With generation and transmission losses, we get only 19 percent of the energy that was in that coal in Montana. With an EPA-approved wood stove we can get 75 percent or more of the energy that is in the wood. So by burning wood we get more heat with less carbon dioxide production (think global warming).
And, if the trees are down, as they are on my property, the wood will rot anyway, throwing off heat and CO2. All I do in the wood stove is capture that heat in the house.
That said, there are good ways to burn wood, and bad ways. I strongly suggest that anybody burning wood look at the Puget Sound Clean Air Authority web site. There is some very good information on preparing, drying, and storing wood for fuel. And it must be dry, 20 percent moisture or less, which usually means at least a year of storage.
Also there is some information on burning wood. Use an EPA-listed stove (listed by make and model number on the EPA web site.) During a Stage One burn ban you cannot use a fireplace or an EPA-unlisted stove. Only in a Stage Two ban is all wood burning prohibited, unless you have no other means of heating. (All outdoor burning is prohibited in Kitsap County at all times of year.)
To burn properly you need a stove thermometer, available at the local hardware store. If your fire is too cold, you will produce smoke. If too hot, you can start a chimney fire.

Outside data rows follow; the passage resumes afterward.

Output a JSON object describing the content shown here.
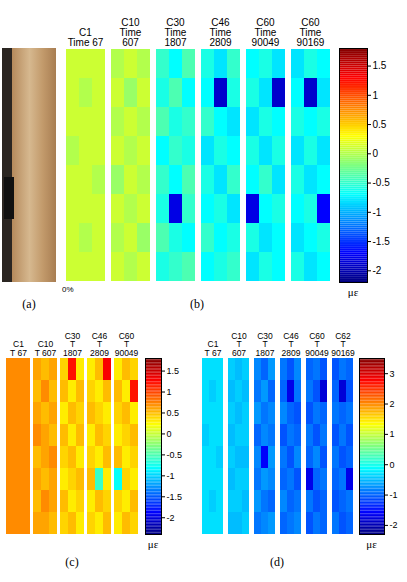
{
  "chart_data": [
    {
      "type": "photo",
      "label": "(a)"
    },
    {
      "type": "heatmap",
      "label": "(b)",
      "note": "0%",
      "color_label": "με",
      "color_range": [
        -2.2,
        1.8
      ],
      "color_ticks": [
        1.5,
        1,
        0.5,
        0,
        -0.5,
        -1,
        -1.5,
        -2
      ],
      "strips": [
        {
          "title": "C1 Time 67",
          "cells": [
            [
              0.1,
              0.1,
              0.1
            ],
            [
              0.1,
              0.0,
              0.1
            ],
            [
              0.1,
              0.1,
              0.1
            ],
            [
              0.0,
              0.1,
              0.1
            ],
            [
              0.1,
              0.1,
              0.0
            ],
            [
              0.1,
              0.1,
              0.1
            ],
            [
              0.1,
              0.0,
              0.1
            ],
            [
              0.1,
              0.1,
              0.1
            ]
          ]
        },
        {
          "title": "C10 Time 607",
          "cells": [
            [
              0.0,
              0.1,
              0.0
            ],
            [
              0.1,
              -0.1,
              0.1
            ],
            [
              0.0,
              0.1,
              0.0
            ],
            [
              0.1,
              0.0,
              0.1
            ],
            [
              -0.1,
              0.1,
              0.0
            ],
            [
              0.1,
              0.0,
              0.1
            ],
            [
              0.0,
              0.1,
              -0.1
            ],
            [
              0.1,
              0.0,
              0.1
            ]
          ]
        },
        {
          "title": "C30 Time 1807",
          "cells": [
            [
              -0.5,
              -0.7,
              -0.4
            ],
            [
              -0.6,
              -0.4,
              -0.7
            ],
            [
              -0.4,
              -0.6,
              -0.5
            ],
            [
              -0.7,
              -0.5,
              -0.6
            ],
            [
              -0.5,
              -0.7,
              -0.4
            ],
            [
              -0.6,
              -1.8,
              -0.5
            ],
            [
              -0.4,
              -0.6,
              -0.7
            ],
            [
              -0.6,
              -0.5,
              -0.4
            ]
          ]
        },
        {
          "title": "C46 Time 2809",
          "cells": [
            [
              -0.6,
              -0.8,
              -0.5
            ],
            [
              -0.7,
              -1.9,
              -0.6
            ],
            [
              -0.5,
              -0.7,
              -0.8
            ],
            [
              -0.8,
              -0.6,
              -0.7
            ],
            [
              -0.6,
              -0.8,
              -0.5
            ],
            [
              -0.7,
              -0.6,
              -0.8
            ],
            [
              -0.5,
              -0.7,
              -0.6
            ],
            [
              -0.7,
              -0.6,
              -0.5
            ]
          ]
        },
        {
          "title": "C60 Time 90049",
          "cells": [
            [
              -0.7,
              -0.6,
              -0.8
            ],
            [
              -0.6,
              -0.8,
              -1.9
            ],
            [
              -0.8,
              -0.6,
              -0.7
            ],
            [
              -0.6,
              -0.8,
              -0.6
            ],
            [
              -0.7,
              -0.5,
              -0.8
            ],
            [
              -1.8,
              -0.7,
              -0.6
            ],
            [
              -0.6,
              -0.8,
              -0.7
            ],
            [
              -0.8,
              -0.6,
              -0.7
            ]
          ]
        },
        {
          "title": "C60 Time 90169",
          "cells": [
            [
              -0.8,
              -0.6,
              -0.7
            ],
            [
              -0.7,
              -1.9,
              -0.8
            ],
            [
              -0.6,
              -0.7,
              -0.6
            ],
            [
              -0.8,
              -0.6,
              -0.8
            ],
            [
              -0.6,
              -0.8,
              -0.7
            ],
            [
              -0.7,
              -0.6,
              -1.7
            ],
            [
              -0.8,
              -0.7,
              -0.6
            ],
            [
              -0.6,
              -0.8,
              -0.7
            ]
          ]
        }
      ]
    },
    {
      "type": "heatmap",
      "label": "(c)",
      "color_label": "με",
      "color_range": [
        -2.4,
        1.8
      ],
      "color_ticks": [
        1.5,
        1,
        0.5,
        0,
        -0.5,
        -1,
        -1.5,
        -2
      ],
      "strips": [
        {
          "title": "C1 T 67",
          "cells": [
            [
              0.7,
              0.7,
              0.7
            ],
            [
              0.7,
              0.7,
              0.7
            ],
            [
              0.7,
              0.7,
              0.7
            ],
            [
              0.7,
              0.7,
              0.7
            ],
            [
              0.7,
              0.7,
              0.7
            ],
            [
              0.7,
              0.7,
              0.7
            ],
            [
              0.7,
              0.7,
              0.7
            ],
            [
              0.7,
              0.7,
              0.7
            ]
          ]
        },
        {
          "title": "C10 T 607",
          "cells": [
            [
              0.6,
              0.5,
              0.6
            ],
            [
              0.5,
              0.7,
              0.5
            ],
            [
              0.6,
              0.5,
              0.6
            ],
            [
              0.7,
              0.6,
              0.5
            ],
            [
              0.5,
              0.6,
              0.7
            ],
            [
              0.6,
              0.5,
              0.6
            ],
            [
              0.5,
              0.7,
              0.6
            ],
            [
              0.6,
              0.6,
              0.5
            ]
          ]
        },
        {
          "title": "C30 T 1807",
          "cells": [
            [
              0.4,
              1.2,
              0.3
            ],
            [
              0.5,
              0.3,
              0.5
            ],
            [
              0.3,
              0.5,
              0.4
            ],
            [
              0.5,
              0.3,
              0.5
            ],
            [
              0.4,
              0.5,
              0.3
            ],
            [
              0.3,
              0.4,
              0.5
            ],
            [
              0.5,
              0.3,
              0.4
            ],
            [
              0.4,
              0.5,
              0.3
            ]
          ]
        },
        {
          "title": "C46 T 2809",
          "cells": [
            [
              0.3,
              0.5,
              1.3
            ],
            [
              0.4,
              0.3,
              0.5
            ],
            [
              0.5,
              0.4,
              0.3
            ],
            [
              0.3,
              0.5,
              0.4
            ],
            [
              0.4,
              0.3,
              0.5
            ],
            [
              0.5,
              -0.6,
              0.3
            ],
            [
              0.3,
              0.5,
              0.4
            ],
            [
              0.4,
              0.3,
              0.5
            ]
          ]
        },
        {
          "title": "C60 T 90049",
          "cells": [
            [
              0.3,
              0.5,
              0.4
            ],
            [
              0.5,
              0.3,
              1.2
            ],
            [
              0.4,
              0.5,
              0.3
            ],
            [
              0.3,
              0.4,
              0.5
            ],
            [
              0.5,
              0.3,
              0.4
            ],
            [
              -0.8,
              0.4,
              0.3
            ],
            [
              0.4,
              0.3,
              0.5
            ],
            [
              0.3,
              0.5,
              0.4
            ]
          ]
        }
      ]
    },
    {
      "type": "heatmap",
      "label": "(d)",
      "color_label": "με",
      "color_range": [
        -2.3,
        3.5
      ],
      "color_ticks": [
        3,
        2,
        1,
        0,
        -1,
        -2
      ],
      "strips": [
        {
          "title": "C1 T 67",
          "cells": [
            [
              -0.3,
              -0.3,
              -0.3
            ],
            [
              -0.3,
              -0.4,
              -0.3
            ],
            [
              -0.3,
              -0.3,
              -0.3
            ],
            [
              -0.4,
              -0.3,
              -0.3
            ],
            [
              -0.3,
              -0.3,
              -0.4
            ],
            [
              -0.3,
              -0.3,
              -0.3
            ],
            [
              -0.3,
              -0.4,
              -0.3
            ],
            [
              -0.3,
              -0.3,
              -0.3
            ]
          ]
        },
        {
          "title": "C10 T 607",
          "cells": [
            [
              -0.4,
              -0.5,
              -0.4
            ],
            [
              -0.5,
              -0.4,
              -0.5
            ],
            [
              -0.4,
              -0.5,
              -0.4
            ],
            [
              -0.5,
              -0.4,
              -0.4
            ],
            [
              -0.4,
              -0.5,
              -0.5
            ],
            [
              -0.5,
              -0.4,
              -0.4
            ],
            [
              -0.4,
              -0.4,
              -0.5
            ],
            [
              -0.5,
              -0.5,
              -0.4
            ]
          ]
        },
        {
          "title": "C30 T 1807",
          "cells": [
            [
              -0.8,
              -1.0,
              -0.7
            ],
            [
              -0.9,
              -0.7,
              -1.0
            ],
            [
              -0.7,
              -0.9,
              -0.8
            ],
            [
              -1.0,
              -0.8,
              -0.9
            ],
            [
              -0.8,
              -1.6,
              -0.7
            ],
            [
              -0.9,
              -0.7,
              -0.8
            ],
            [
              -0.7,
              -0.9,
              -1.0
            ],
            [
              -0.9,
              -0.8,
              -0.7
            ]
          ]
        },
        {
          "title": "C46 T 2809",
          "cells": [
            [
              -0.9,
              -1.1,
              -0.8
            ],
            [
              -1.0,
              -1.7,
              -0.9
            ],
            [
              -0.8,
              -1.0,
              -1.1
            ],
            [
              -1.1,
              -0.9,
              -1.0
            ],
            [
              -0.9,
              -1.1,
              -0.8
            ],
            [
              -1.0,
              -0.9,
              -1.1
            ],
            [
              -0.8,
              -1.0,
              -0.9
            ],
            [
              -1.0,
              -0.9,
              -0.8
            ]
          ]
        },
        {
          "title": "C60 T 90049",
          "cells": [
            [
              -1.0,
              -0.9,
              -1.1
            ],
            [
              -0.9,
              -1.1,
              -1.8
            ],
            [
              -1.1,
              -0.9,
              -1.0
            ],
            [
              -0.9,
              -1.1,
              -0.9
            ],
            [
              -1.0,
              -0.8,
              -1.1
            ],
            [
              -1.7,
              -1.0,
              -0.9
            ],
            [
              -0.9,
              -1.1,
              -1.0
            ],
            [
              -1.1,
              -0.9,
              -1.0
            ]
          ]
        },
        {
          "title": "C62 T 90169",
          "cells": [
            [
              -1.1,
              -0.9,
              -1.0
            ],
            [
              -1.0,
              -1.8,
              -1.1
            ],
            [
              -0.9,
              -1.0,
              -0.9
            ],
            [
              -1.1,
              -0.9,
              -1.1
            ],
            [
              -0.9,
              -1.1,
              -1.0
            ],
            [
              -1.0,
              -0.9,
              -1.7
            ],
            [
              -1.1,
              -1.0,
              -0.9
            ],
            [
              -0.9,
              -1.1,
              -1.0
            ]
          ]
        }
      ]
    }
  ]
}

If just hot enough there is no smoke, and very little residue collects in the chimney. Once up to temperature, my chimney shows no visible smoke.
If you see smoke after the fire is burning well, something is wrong, and you are liable for a $1,000 fine from the clean air authority. So if you must burn wood, do it well.
If you must use electricity, get a ductless heat pump. That will give you the most heat for the least electricity. And be aware that burning propane or oil also cause carbon dioxide production, and will cost you about six times as much for fuel as the same amount of heat from a ductless heat pump.